Sur les conclusions aux fins d’annulation des décisions implicites de rejet :
Lorsqu’une décision explicite intervient postérieurement à une décision implicite, sur une même demande, la seconde se substitue nécessairement à la première. Il en résulte que les conclusions à fin d’annulation de cette première décision doivent être regardées comme dirigées contre la seconde qui s’est substituée à la première sur laquelle il n’y a donc plus lieu à statuer.

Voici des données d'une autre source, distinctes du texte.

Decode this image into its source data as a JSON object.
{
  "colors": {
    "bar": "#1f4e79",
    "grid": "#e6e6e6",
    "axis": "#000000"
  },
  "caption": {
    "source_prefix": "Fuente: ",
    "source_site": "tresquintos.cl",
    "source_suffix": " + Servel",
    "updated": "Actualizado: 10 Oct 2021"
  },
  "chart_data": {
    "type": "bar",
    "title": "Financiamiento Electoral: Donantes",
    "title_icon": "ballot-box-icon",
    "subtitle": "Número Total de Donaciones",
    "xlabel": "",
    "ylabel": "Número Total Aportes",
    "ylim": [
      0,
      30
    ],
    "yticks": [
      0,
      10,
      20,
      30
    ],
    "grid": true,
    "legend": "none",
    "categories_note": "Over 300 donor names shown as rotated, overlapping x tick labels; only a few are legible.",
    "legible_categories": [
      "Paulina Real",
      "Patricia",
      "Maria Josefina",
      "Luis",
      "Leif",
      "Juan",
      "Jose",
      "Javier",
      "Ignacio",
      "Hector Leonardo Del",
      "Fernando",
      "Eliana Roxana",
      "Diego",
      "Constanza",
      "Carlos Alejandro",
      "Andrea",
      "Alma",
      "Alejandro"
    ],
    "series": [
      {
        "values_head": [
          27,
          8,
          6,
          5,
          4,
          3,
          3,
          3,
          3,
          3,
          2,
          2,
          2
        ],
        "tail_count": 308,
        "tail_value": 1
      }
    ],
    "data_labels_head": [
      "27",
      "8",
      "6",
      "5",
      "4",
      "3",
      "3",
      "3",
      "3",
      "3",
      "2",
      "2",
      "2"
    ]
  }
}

Sur les conclusions à fin d’annulation :
En premier lieu, les arrêtés litigieux comportent l’énoncé des considérations de droit et de fait qui en constituent le fondement. Il vise notamment les articles L.423-23 et L.435-1 du code de l’entrée et du séjour des étrangers et du droit d’asile, précise les éléments relatifs à la situation personnelle des requérants. Dans ces conditions le préfet, qui n’est pas tenu d’énoncer l’ensemble des éléments relatifs à la situation des étrangers dont il pourrait avoir connaissance, a suffisamment motivé l’arrêté attaqué et procédé à un examen sérieux de la situation. Par suite, le moyen tiré de l’insuffisance de motivation et d’un défaut d’examen sérieux de la situation doit être écarté.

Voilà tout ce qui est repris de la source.